Lourenço Rodrigues é o autor de um livro de aspecto modesto, intitulado “Anedotas e Episódios da Vida de Pessoas Célebres”, editado pela Livraria Popular Francisco Franco, em Lisboa. Neste livro o autor relata-nos vários episódios, considerados anedóticos, vividos por várias personalidades célebres. Não podiam faltar anedotas relacionadas com Rafael Bordalo.

Ora vamos lá ouvir o que nos conta Lourenço Rodrigues:

“O príncipe da caricatura em Portugal não podia faltar a esta chamada de Pessoas célebres. Conta Julio Dantas que os filhos da família Bordalo desenhavam em volta da mesa até à hora do chá, mas a predileção paterna inclinava-se para o mais endiabrado, o mais vivo, «incapaz de qualquer disciplina mental, impersistente e extremamente impressionável, com uma tendência manifesta para surpreender o lado inédito e pitoresco das coisas». Era Rafael Bordalo.

Um dia, deslumbrado pelo talento histriónico dos Rosas, disse à queima-roupa para o pai que o olhou co espanto: – Meu pai, quero ser ator!

Ao pasmo paterno que o mandou com severidade, retirar da sua frente, o jovem Bordalo não desanimou e chegou a representar num pequenino teatro que funcionou na Costa do Castelo.
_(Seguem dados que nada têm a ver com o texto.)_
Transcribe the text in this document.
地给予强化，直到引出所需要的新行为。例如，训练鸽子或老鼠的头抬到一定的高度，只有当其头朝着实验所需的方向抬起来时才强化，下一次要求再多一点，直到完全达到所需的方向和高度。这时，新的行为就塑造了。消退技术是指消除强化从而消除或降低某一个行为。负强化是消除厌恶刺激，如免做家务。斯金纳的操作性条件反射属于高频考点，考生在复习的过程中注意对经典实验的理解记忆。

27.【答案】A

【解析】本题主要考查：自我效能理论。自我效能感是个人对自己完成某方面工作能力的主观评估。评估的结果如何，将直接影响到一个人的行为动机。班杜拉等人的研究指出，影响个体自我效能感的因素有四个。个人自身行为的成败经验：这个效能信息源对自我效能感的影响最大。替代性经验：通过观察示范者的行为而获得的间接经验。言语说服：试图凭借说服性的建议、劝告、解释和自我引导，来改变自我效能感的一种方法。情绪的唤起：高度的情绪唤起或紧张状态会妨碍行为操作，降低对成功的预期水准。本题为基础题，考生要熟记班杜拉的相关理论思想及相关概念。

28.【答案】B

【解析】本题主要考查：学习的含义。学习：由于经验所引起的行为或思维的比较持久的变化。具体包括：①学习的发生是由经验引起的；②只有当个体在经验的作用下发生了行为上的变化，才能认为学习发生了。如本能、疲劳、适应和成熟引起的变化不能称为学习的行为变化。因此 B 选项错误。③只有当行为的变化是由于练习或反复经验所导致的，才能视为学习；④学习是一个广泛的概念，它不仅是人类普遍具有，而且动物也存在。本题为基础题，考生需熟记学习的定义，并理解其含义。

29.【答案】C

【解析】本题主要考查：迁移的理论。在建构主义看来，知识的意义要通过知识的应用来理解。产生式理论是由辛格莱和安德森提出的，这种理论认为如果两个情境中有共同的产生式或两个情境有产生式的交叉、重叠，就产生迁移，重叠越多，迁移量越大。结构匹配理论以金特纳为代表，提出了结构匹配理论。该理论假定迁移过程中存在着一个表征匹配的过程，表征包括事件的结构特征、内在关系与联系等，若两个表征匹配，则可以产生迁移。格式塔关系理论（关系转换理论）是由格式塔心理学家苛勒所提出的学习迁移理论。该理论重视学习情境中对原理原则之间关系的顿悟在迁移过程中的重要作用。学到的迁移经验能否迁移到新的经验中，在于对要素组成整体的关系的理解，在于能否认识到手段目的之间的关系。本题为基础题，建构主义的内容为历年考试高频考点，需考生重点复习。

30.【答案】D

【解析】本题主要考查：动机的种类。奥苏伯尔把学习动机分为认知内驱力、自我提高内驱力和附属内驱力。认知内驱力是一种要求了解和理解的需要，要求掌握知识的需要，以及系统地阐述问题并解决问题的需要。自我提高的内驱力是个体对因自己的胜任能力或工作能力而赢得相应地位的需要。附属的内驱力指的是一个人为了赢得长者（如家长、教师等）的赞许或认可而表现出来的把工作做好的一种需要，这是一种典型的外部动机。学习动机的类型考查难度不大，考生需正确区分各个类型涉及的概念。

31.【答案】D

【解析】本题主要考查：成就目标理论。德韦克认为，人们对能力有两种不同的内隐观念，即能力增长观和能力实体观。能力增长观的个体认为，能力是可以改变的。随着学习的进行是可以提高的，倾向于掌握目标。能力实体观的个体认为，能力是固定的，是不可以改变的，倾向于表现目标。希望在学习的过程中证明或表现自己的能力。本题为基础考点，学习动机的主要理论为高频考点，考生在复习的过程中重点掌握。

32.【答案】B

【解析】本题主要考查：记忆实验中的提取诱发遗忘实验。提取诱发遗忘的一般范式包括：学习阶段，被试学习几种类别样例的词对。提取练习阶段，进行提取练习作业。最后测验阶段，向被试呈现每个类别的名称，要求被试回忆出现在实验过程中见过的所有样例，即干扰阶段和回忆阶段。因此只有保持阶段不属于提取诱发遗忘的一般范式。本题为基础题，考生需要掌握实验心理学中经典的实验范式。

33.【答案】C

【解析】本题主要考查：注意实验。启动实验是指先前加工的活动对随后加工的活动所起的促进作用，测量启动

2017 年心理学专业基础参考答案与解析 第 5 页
Mas a mania passou, porque parece que a habilidade era reduzida.

Em 1866, a igreja dos Jerónimos assiste ao seu casamento. Apadrinhou-o o folhetinista Júlio César Machado. Foi um drama para chegar a este lógico desfecho. A mãe da noiva achava que um rapaz que desenhava bonecos, nunca podia dar um bom marido. Enganou-se. Sua filha foi uma grande amiga do genial caricaturista e conta-se que, inquietada com o quase fastio do esposo, imaginava pratos saborosos na ânsia de lhe abrir o apetite fugidio. E Rafael dizia a miúdo: – Como esposo é a mais adorável das cozinheiras e como cozinheira é a mais adorável das esposas!

A sua grande coleção de caricaturas deu-lhe um renome nunca igualado por nenhum artista do género. Quando Castilho teve conhecimento de que ia ser caricaturado no «Calcanhar de Aquiles», chamou a sua casa o pai Bordalo, de quem era velho amigo, suplicando-lhe com comoção: – Peça ao seu filho que não se meta comigo.

Em 1880, representou-se no saudoso Teatro Príncipe Real – o demolido Apolo – uma revista intitulada «O Vale em Lisboa». O grande êxito da peça foi uma coleção de caricaturas em tamanho natural, pintadas por Rafael em grandes ventarolas chinesas. Primeiro, entrava em cena um garoto, trazendo o começo da ventarola com os pés e o princípio das pernas de uma figura. Seguia-se outro mais crescido, com a continuação das pernas que ia pôr no seu lugar. E assim sucessivamente, até a caricatura e a ventarola ficarem completas. O público rompia em aplausos, porque o «clou» da revista era a originalidade do trabalho do criador dos «Pontos nos ii» e do «António Maria», alusão aos primeiros nomes do Ministro Fontes Pereira de Melo.

Mas a sua fama atravessou fronteiras. O director de uma grande ilustração inglesa quis levar Rafael para Londres com um ordenado faustoso. Não aceitou, e mais tarde, em uma das suas crises, confessou-se arrependido. Já com filhos, parte para o Brasil em 1875, onde é recebido com as maiores honrarias. Sempre amigo de fazer partidas, uma delas deu brado no Rio de Janeiro.

Vale a pena contar. O Imperador do Brasil assim que chegava ao Teatro, metia-se no camarote e descalçava as botas, calçando regaladamente uns chinelos. Uma noite, o nosso Rafael teve a ideia de abrir a cortina do camarote e roubar as botas ao Imperador que não se descartou. Saiu em chinelos, cumprimentou a multidão que o vitoriava e meteu-se na carruagem… de chinelos”

Tenho que ficar por aqui; vou ver se descubro onde Rafael escondeu as botas do Imperador.